A significant portion of the training set for most image generation tools is stuff made in the last 10-20 years harvested from the internet, if not the last 5 years. We're not talking about 150 years of copyright protection here, we're talking about the time frames you suggest. Artists want to protect their own work and their livelihood, and AI is being trained on the work they're actively putting out right now. You would have to shorten copyright duration to something like 5 years to come remotely close to making modern image generation models possible without violating artist copyrights.

Text is different and much less difficult since its history as a medium is much longer - if you excluded the last 10-20 years of prose from your LLM it would probably still be very good at writing. But excluding the last 20 years of digital illustration and photography would be limiting yourself to a much lower-fidelity training set.


Your work is not free from derivation which is what GPT4 does in the overwhelming number of cases. If there are small outliers and it regurgitates something word for word, we can handle it like most other instances of copyright infringement as we do now.

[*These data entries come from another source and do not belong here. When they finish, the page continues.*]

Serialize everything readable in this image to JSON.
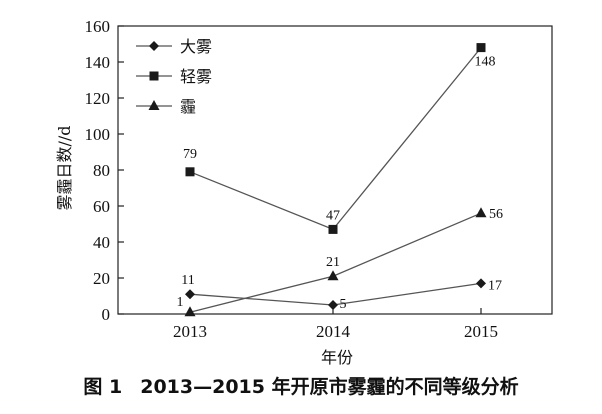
{
  "caption": {
    "figure_number": "图 1",
    "title": "2013—2015 年开原市雾霾的不同等级分析"
  },
  "chart_data": {
    "type": "line",
    "xlabel": "年份",
    "ylabel": "雾霾日数//d",
    "ylim": [
      0,
      160
    ],
    "yticks": [
      0,
      20,
      40,
      60,
      80,
      100,
      120,
      140,
      160
    ],
    "x": [
      "2013",
      "2014",
      "2015"
    ],
    "grid": false,
    "legend_position": "top-left",
    "series": [
      {
        "name": "大雾",
        "marker": "diamond",
        "values": [
          11,
          5,
          17
        ],
        "labels": [
          "11",
          "5",
          "17"
        ]
      },
      {
        "name": "轻雾",
        "marker": "square",
        "values": [
          79,
          47,
          148
        ],
        "labels": [
          "79",
          "47",
          "148"
        ]
      },
      {
        "name": "霾",
        "marker": "triangle",
        "values": [
          1,
          21,
          56
        ],
        "labels": [
          "1",
          "21",
          "56"
        ]
      }
    ],
    "line_color": "#555555",
    "marker_color": "#1a1a1a"
  }
}
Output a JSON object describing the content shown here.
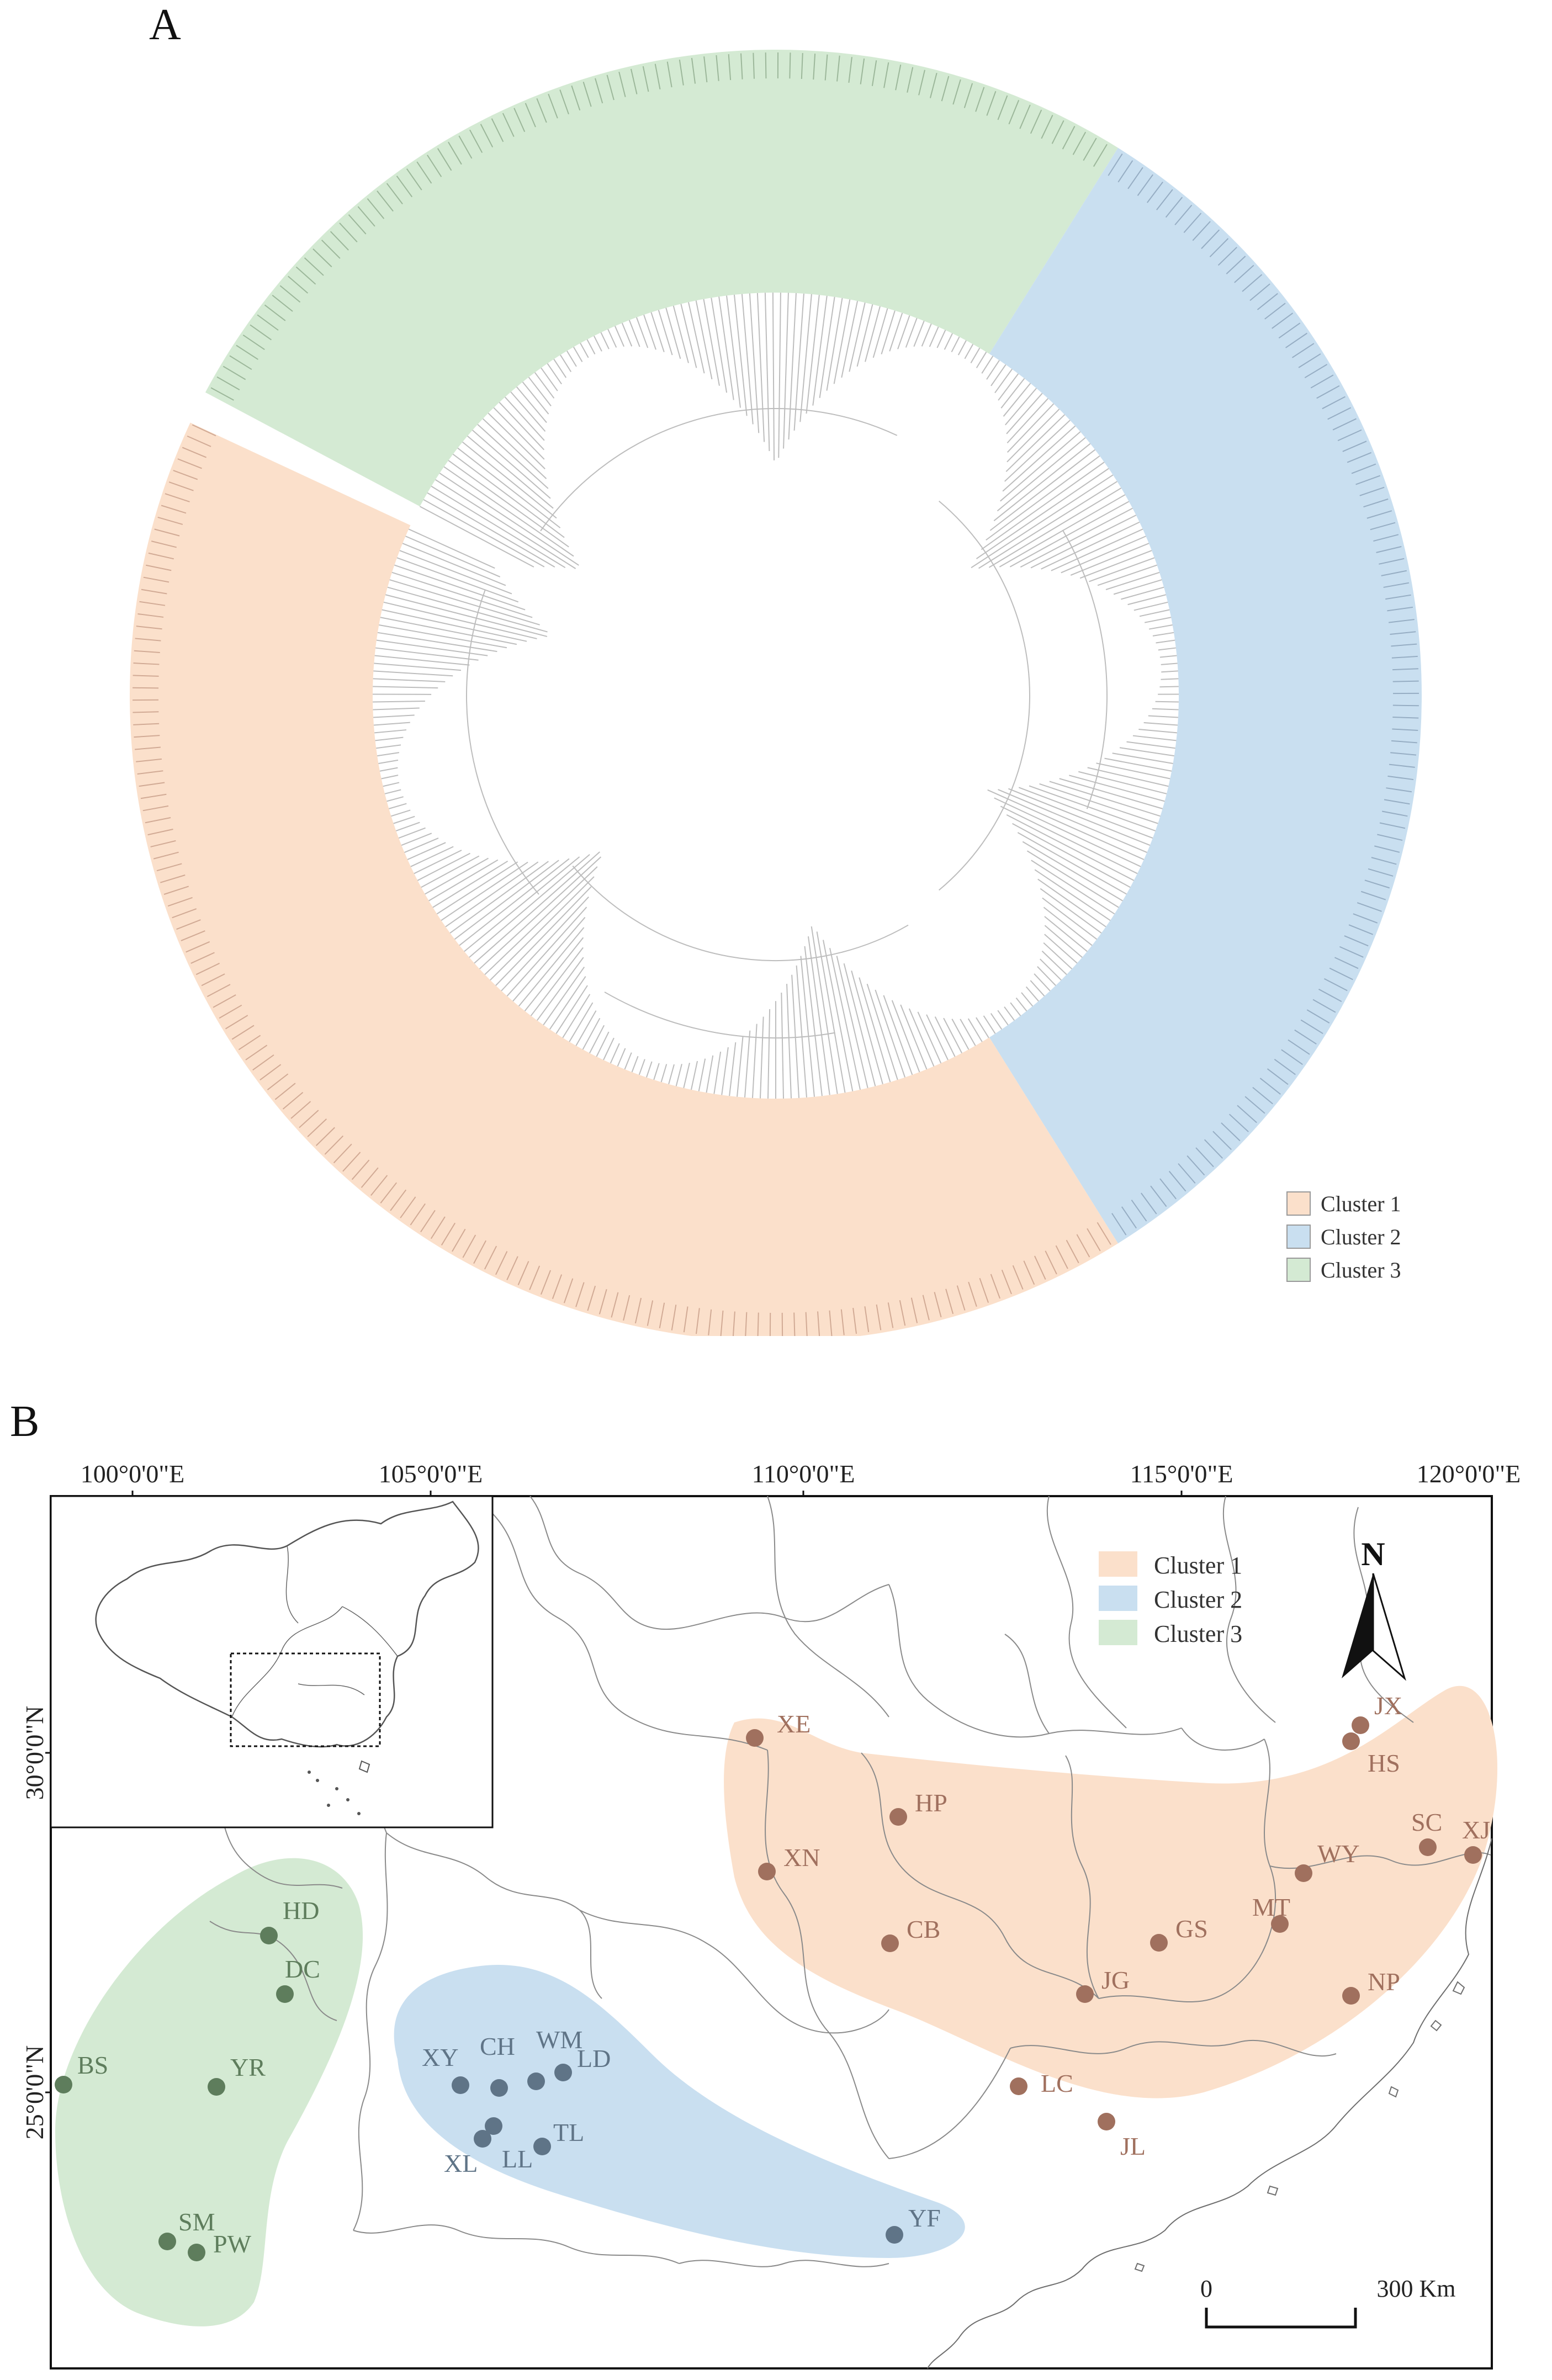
{
  "panels": {
    "a_label": "A",
    "b_label": "B"
  },
  "colors": {
    "cluster1": "#fbe0cb",
    "cluster2": "#c9dff0",
    "cluster3": "#d4ead3",
    "cluster1_dot": "#a0705e",
    "cluster2_dot": "#5f7487",
    "cluster3_dot": "#5e7d5c"
  },
  "tree": {
    "legend": [
      {
        "label": "Cluster 1",
        "color": "#fbe0cb"
      },
      {
        "label": "Cluster 2",
        "color": "#c9dff0"
      },
      {
        "label": "Cluster 3",
        "color": "#d4ead3"
      }
    ]
  },
  "map": {
    "longitude_labels": [
      "100°0'0\"E",
      "105°0'0\"E",
      "110°0'0\"E",
      "115°0'0\"E",
      "120°0'0\"E"
    ],
    "latitude_labels": [
      "30°0'0\"N",
      "25°0'0\"N"
    ],
    "legend": [
      {
        "label": "Cluster 1",
        "color": "#fbe0cb"
      },
      {
        "label": "Cluster 2",
        "color": "#c9dff0"
      },
      {
        "label": "Cluster 3",
        "color": "#d4ead3"
      }
    ],
    "north_label": "N",
    "scale_bar": {
      "zero": "0",
      "end": "300 Km"
    },
    "sites": [
      {
        "code": "XE",
        "cluster": 1
      },
      {
        "code": "HP",
        "cluster": 1
      },
      {
        "code": "XN",
        "cluster": 1
      },
      {
        "code": "CB",
        "cluster": 1
      },
      {
        "code": "JX",
        "cluster": 1
      },
      {
        "code": "HS",
        "cluster": 1
      },
      {
        "code": "SC",
        "cluster": 1
      },
      {
        "code": "XJ",
        "cluster": 1
      },
      {
        "code": "WY",
        "cluster": 1
      },
      {
        "code": "MT",
        "cluster": 1
      },
      {
        "code": "GS",
        "cluster": 1
      },
      {
        "code": "JG",
        "cluster": 1
      },
      {
        "code": "NP",
        "cluster": 1
      },
      {
        "code": "LC",
        "cluster": 1
      },
      {
        "code": "JL",
        "cluster": 1
      },
      {
        "code": "XY",
        "cluster": 2
      },
      {
        "code": "CH",
        "cluster": 2
      },
      {
        "code": "WM",
        "cluster": 2
      },
      {
        "code": "LD",
        "cluster": 2
      },
      {
        "code": "XL",
        "cluster": 2
      },
      {
        "code": "LL",
        "cluster": 2
      },
      {
        "code": "TL",
        "cluster": 2
      },
      {
        "code": "YF",
        "cluster": 2
      },
      {
        "code": "HD",
        "cluster": 3
      },
      {
        "code": "DC",
        "cluster": 3
      },
      {
        "code": "BS",
        "cluster": 3
      },
      {
        "code": "YR",
        "cluster": 3
      },
      {
        "code": "SM",
        "cluster": 3
      },
      {
        "code": "PW",
        "cluster": 3
      }
    ]
  }
}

File a takedown notice and that particular phrase can be explicitly filtered out post output generation. Easy.


I agree about the derivation bit, but “File a takedown notice for every NYT article ever published after proving GPT can reproduce each one” is not what I would call a clean solution. That’s basically a regulatory DDOS attack.

Current copyright law is simply not equipped to handle LLMs, I think.


It’s what they do anyways. The file suit after takedown after DMCA and never ever hesitate to drag court cases out over months and years, wasting everybody’s time to make sure grandma pays up because someone in her house was using Napster.


I, for one, will enjoy watching lawyers and AI fight to the death.


I already love AI too much to enjoy it.


No, no one gets to get away with breaking the law over and over and over again with a simple "whoopsies" each time they get caught. There needs to be penalties.


So YouTube should be shut down the first time a copyrighted work is uploaded to it?


Yeah, except I paid for the work i derived mine from. I paid taxes to learn in school, i paid for textbooks, i paid to see a painting, i paid to watch a movie, and i paid even to learn how to speak and do math. Stop stealing, and pay what you owe. Easy.


Are you really suggesting that learning from watching others, going to library, taking in the public domain, etc. is a form a theft?